Combinando questões gerais e outras bastante pessoais, Opera Mundi traz o especial A Pandemia no Mundo. O objetivo é verificar o impacto da covid-19 em diferentes países. Trata-se de uma enquete: as mesmas 27 perguntas são repetidas para moradores deles, de modo que as respostas possam ser acompanhadas e comparadas.
Quando a pandemia começou, dizia-se muito que o coronavírus era “democrático”, atacando igualmente pobres e ricos, brancos, asiáticos e negros, homens e mulheres.

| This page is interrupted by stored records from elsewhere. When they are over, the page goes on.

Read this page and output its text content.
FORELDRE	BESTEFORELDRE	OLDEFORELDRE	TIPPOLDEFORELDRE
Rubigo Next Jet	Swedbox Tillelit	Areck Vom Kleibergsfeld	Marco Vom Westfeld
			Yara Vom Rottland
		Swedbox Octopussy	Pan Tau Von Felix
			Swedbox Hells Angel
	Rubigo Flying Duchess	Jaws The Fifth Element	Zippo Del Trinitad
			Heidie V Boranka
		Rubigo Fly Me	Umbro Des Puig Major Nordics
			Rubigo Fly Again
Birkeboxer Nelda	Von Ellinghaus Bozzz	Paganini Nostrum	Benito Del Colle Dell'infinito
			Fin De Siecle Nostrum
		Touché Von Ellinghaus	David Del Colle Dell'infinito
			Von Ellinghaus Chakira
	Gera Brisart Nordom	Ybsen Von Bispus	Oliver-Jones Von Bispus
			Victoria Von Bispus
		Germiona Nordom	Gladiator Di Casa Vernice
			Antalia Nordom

O que a realidade mostrou é que os pobres são mais vítimas da covid-19, como a condução das políticas de saúde por governos de todo o mundo resultou em radicais diferenças no número de contaminados e de mortos.
Quem responde as perguntas hoje é a jornalista Janaina Cesar, de Bassano del Grappa (Itália).
1. Descreva o grau máximo de isolamento social praticado onde você está.
Eu moro na Itália, um dos países mais atingidos pelo coronavírus no mundo. A Itália foi o epicentro da pandemia no ocidente. O país entrou em lockdown no início de março. A Itália parou. Tudo foi fechado, comércio, escolas, museus, restaurantes, etc. Permaneceram abertos somente os serviços essenciais como supermercados, farmácia, hospital e fábricas de alimentos. Sair de casa era proibido, a gente podia ir somente ao supermercado ou farmácia e ao sair de casa precisávamos carregar conosco um certificado onde declarávamos o motivo da saída, especificando o endereço de nossa residência e o local para onde estávamos indo. Apesar da proibição, muita gente não respeitou a restrição e saiu de casa, mesmo a polícia italiana chegando a aplicar 10.000 multas em um único dia. A gente teve um confinamento bem pesado.
2. Quando começou sua quarentena?
O lockdown começou na segunda semana de março, mas as escolas, museus e parques já estavam fechados desde o 27 de fevereiro.
3. Quem está com você?
Marido e filhas
4. É fácil conviver assim?
Sim, mas porque temos um jardim em casa e as meninas estavam sempre lá brincando. Mesmo assim elas começaram a sentir os efeitos do lockdown, às vezes choravam pedindo para ver os amigos.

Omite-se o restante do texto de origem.